Investment Property

A property that is not occupied by the owner and in most cases produces income or is held for gains from appreciation.

How to Purchase Commercial Investment Property

Many investors believe changing asset classes into commercial property represent a good alternative for repositioning a real estate portfolio. There are many ways to think about how to purchase commercial investment property. In this article we look at a few of the more interesting strategies we have seen.

The first way to think about how to purchase commercial investment property is to assume a loan already in place on the property. Obviously, the benefit of this strategy is the less cash you use to get into a transaction; the more cash is available for property upkeep and turnaround. (Keep in mind that with an assumption you will likely pay 1 point (1 percent of the loan value) to assume the loan and your finances must be approved by the lender.) But the good news is that you save time and money because the financial institution already knows the property. The other nice thing here, especially if this is a longer-term loan (10 years or more), is that you are not starting the amortization process from day one. Instead, because you pick up where the first owner left off, more of each monthly payment is devoted to principal rather than interest, so you build equity more quickly than with a new loan.

However, perhaps the lender won’t allow an assumption, or the seller owns the property free and clear. Then, a second way to think about how to purchase commercial investment property is "trust deed financing". The seller can play banker and use a trust deed to create a transaction whereby the buyer makes a lower down payment and the seller sets more flexible terms. Again, the benefits here are lower transaction costs and the opportunity for the seller to reduce interest costs. The seller can write a trust deed for any number of years and at whatever terms work for both parties. The seller might also take back a note and then cash out by selling the note.

If there is a loan in place, a third way to think about how to purchase is to “wrap” another loan around the existing loan. The seller can still carry a note by "wrapping" a new loan around the existing mortgage. With wrap financing, the original, low-interest loan stays in place and new financing from the seller or a third-party is added on.

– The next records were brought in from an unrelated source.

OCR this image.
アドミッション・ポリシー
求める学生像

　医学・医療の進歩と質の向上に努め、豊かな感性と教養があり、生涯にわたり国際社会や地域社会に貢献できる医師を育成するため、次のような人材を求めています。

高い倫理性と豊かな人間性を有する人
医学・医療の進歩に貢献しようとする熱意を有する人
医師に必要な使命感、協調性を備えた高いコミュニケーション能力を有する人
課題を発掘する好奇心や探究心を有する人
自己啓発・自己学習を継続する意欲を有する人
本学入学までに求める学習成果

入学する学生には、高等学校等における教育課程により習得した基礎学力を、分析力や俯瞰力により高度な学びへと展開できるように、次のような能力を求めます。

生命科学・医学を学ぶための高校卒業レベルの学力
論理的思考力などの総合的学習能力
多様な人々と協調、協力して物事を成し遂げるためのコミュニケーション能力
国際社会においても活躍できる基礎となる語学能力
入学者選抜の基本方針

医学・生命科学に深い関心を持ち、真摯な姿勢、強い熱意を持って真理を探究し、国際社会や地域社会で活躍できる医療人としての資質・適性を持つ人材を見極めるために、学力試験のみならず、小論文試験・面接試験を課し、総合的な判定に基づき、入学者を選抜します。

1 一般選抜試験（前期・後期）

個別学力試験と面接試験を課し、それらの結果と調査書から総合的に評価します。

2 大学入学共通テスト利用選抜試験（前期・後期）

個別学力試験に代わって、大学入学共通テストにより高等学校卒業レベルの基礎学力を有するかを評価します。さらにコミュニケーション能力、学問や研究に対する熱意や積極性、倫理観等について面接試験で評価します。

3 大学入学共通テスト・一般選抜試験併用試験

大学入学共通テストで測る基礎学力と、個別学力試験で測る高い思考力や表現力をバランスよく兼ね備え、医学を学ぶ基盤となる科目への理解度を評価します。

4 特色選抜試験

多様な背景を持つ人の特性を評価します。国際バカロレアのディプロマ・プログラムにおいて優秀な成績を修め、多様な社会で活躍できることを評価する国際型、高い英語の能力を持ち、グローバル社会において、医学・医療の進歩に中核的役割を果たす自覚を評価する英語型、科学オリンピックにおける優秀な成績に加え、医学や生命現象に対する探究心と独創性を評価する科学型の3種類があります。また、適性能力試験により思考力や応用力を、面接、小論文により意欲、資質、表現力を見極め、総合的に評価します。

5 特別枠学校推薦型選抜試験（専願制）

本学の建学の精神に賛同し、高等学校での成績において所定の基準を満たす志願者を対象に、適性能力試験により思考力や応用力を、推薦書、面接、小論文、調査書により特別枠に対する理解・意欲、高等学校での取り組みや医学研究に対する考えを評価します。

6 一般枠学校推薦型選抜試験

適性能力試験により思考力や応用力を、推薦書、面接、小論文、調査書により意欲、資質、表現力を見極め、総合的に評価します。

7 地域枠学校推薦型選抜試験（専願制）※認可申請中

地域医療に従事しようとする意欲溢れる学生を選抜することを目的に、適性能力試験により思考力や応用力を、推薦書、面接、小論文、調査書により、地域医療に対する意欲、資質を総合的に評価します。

Other avenues to obtain required funds to purchase commercial investment property:

  1. Short-term financing
  2. Investing using money borrowed from a retirement fund
  3. Investing within a ’self-directed’ IRA using a third-party IRA custodian who will purchase the property and hold it in the account

Hopefully we have given you some initial good ideas about how to purchase commercial investment property. Keep in mind that there are risks involved when sellers play banker and buyers use creative financing, but if each party engages a good attorney and tax professional to draft the documents, everyone should be in good shape and there’s a good chance the deal will get done successfully.